Have you been lifting for awhile or are you new to it? Does it hurt while you lift or afterward? Are you in the most pain first thing in the morning, or does it gradually come on throughout the day?
I dealt with a very similar issue for several years — pain right at my SI joints on both sides that ranged from a sharp, needle-like pain to a deep ache. Couldn't sit and couldn't lift without pain. I was a novice lifter at the time and was desperate to train, so I tried EVERYTHING to get rid of it: physical therapy, chiropractors, spinal surgeons, steriod injections, MRIs, rheumatologists, lifting, not lifting.
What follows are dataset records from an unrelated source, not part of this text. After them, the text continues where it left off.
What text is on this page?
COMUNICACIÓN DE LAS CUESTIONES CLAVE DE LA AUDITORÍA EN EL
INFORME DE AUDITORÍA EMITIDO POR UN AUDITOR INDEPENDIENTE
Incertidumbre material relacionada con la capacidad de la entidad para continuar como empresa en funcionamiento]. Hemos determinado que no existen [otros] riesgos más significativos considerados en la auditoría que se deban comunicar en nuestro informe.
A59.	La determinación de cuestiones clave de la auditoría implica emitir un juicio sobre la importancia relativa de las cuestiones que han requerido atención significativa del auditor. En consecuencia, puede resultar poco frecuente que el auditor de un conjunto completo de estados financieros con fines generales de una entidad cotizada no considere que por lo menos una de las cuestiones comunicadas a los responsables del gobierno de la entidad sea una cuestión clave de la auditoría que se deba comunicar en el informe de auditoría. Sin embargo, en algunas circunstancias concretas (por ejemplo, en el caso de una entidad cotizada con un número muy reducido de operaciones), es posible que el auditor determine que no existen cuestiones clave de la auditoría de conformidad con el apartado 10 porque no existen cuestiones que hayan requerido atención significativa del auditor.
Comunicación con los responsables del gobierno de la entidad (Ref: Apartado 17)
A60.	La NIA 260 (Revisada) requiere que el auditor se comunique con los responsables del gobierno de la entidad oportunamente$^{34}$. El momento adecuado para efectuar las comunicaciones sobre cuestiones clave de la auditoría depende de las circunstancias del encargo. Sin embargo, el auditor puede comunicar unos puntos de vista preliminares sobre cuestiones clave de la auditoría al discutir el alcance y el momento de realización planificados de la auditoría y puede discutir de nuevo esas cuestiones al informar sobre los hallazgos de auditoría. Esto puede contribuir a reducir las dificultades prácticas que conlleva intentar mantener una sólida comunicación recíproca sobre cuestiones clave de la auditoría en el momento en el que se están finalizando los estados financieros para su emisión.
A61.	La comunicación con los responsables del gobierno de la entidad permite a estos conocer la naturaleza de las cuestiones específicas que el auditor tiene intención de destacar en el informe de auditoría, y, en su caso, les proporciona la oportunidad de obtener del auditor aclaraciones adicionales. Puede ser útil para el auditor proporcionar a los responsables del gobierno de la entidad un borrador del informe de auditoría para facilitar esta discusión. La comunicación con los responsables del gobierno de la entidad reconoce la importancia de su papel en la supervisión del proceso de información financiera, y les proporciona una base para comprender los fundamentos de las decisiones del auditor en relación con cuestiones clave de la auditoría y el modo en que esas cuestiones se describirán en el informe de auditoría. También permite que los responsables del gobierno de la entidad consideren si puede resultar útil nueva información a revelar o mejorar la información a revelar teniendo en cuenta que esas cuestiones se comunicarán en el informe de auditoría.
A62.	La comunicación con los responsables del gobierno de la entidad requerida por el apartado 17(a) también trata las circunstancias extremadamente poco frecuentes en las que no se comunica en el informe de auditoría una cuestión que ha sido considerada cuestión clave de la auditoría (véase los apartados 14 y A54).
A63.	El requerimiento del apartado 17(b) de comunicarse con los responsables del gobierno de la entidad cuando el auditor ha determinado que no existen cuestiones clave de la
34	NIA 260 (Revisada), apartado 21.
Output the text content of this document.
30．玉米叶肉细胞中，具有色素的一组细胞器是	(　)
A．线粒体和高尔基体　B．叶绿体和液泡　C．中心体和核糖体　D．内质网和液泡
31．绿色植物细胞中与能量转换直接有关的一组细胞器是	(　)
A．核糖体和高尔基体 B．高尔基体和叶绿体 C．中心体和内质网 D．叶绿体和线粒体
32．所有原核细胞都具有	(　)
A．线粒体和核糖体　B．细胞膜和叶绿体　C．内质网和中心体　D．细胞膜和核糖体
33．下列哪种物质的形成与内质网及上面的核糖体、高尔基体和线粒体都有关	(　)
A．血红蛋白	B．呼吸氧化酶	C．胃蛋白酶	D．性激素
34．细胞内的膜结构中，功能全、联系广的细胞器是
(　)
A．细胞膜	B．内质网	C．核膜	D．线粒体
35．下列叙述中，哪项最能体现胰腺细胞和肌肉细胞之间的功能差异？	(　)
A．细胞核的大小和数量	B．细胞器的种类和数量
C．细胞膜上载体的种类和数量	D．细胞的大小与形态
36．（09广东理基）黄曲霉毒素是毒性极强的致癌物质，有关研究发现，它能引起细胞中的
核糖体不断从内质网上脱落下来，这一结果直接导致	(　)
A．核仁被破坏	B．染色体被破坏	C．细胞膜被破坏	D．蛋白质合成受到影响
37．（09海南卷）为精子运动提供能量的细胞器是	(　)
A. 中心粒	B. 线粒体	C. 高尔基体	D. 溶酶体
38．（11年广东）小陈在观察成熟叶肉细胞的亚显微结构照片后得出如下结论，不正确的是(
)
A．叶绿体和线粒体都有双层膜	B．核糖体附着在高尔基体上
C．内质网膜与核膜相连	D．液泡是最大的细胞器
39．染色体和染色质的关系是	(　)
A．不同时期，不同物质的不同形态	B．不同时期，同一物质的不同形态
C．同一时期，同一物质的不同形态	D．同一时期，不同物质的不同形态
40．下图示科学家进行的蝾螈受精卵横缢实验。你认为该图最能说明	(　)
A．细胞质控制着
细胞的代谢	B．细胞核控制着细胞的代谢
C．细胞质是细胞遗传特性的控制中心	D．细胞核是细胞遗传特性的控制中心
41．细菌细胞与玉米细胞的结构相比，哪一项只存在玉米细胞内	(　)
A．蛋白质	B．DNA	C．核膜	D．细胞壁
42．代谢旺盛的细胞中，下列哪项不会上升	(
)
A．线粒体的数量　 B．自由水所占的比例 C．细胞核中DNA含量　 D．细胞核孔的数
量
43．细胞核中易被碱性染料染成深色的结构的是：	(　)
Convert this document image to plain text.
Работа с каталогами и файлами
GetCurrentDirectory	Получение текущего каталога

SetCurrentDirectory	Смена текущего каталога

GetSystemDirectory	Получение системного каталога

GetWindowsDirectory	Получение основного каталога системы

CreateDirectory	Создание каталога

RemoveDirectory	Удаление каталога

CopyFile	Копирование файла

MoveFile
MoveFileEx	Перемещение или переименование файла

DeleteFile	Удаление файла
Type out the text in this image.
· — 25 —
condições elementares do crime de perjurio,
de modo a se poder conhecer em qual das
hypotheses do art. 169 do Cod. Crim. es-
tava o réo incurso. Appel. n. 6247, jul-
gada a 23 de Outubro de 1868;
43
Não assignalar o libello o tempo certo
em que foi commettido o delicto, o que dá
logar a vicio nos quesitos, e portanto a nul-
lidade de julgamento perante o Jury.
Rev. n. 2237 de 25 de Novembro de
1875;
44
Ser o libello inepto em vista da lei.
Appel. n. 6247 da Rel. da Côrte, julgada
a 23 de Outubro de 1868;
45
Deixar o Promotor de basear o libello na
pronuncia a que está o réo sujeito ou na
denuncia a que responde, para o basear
I don't mean to scare you, but I even had a rheumatologist diagnose me with ankylosing spondylitis and that freaked me out for a few months before a second rheumy said I didn't have it.
Nothing changed until I got a Starting Strength coach to look at my lifting form. I did that through Starting Strength Online Coaching (which I still do), but you could easily do it on this very forum for free. I was *absolutely certain* I was doing the lifts correctly until my SSOC coach looked at my videos and I learned my spine was wayyyy overextended on every single lift (except the bench, oddly, when you actually want more extension). There were other problems, of course, but the overextension was the real pain trigger. It took me a few months to clean that up, but six months after starting the program with perfect form, my once-debilitating back pain had decreased almost entirely. If you're a novice lifter and you've never had a coach look at your lifts, it's worth doing that. And get an honest-to-god Starting Strength coach deeply familiar with how you're trying to squat. I got messed up by otherwise-competent lifting friends who dind't know the method.
I still get pain down there sometimes, but I don't panic and trust that it will subside. It always does after a day or two, and it never interferes with my training. If you want practical stuff: When it really tightens up on me in the gym, I do some moderate foam rolling, mashing the very very top of my butt (the meaty part of the ass just distal to the tailbone) and along the underside of the pelvic girdle. That usually does the trick. I also avoid carrying things in front of me as much as I can: opening windows can give me little tweaks.
Since you asked about whether it's a chronic problem, you need to read this article immediately, if you haven't already:
Aches and Pains | Austin Baraki. Parse every sentence, read every footnote, and click every link in every footnote. This piece was a gamechanger for me. You are not broken, and you will lift again.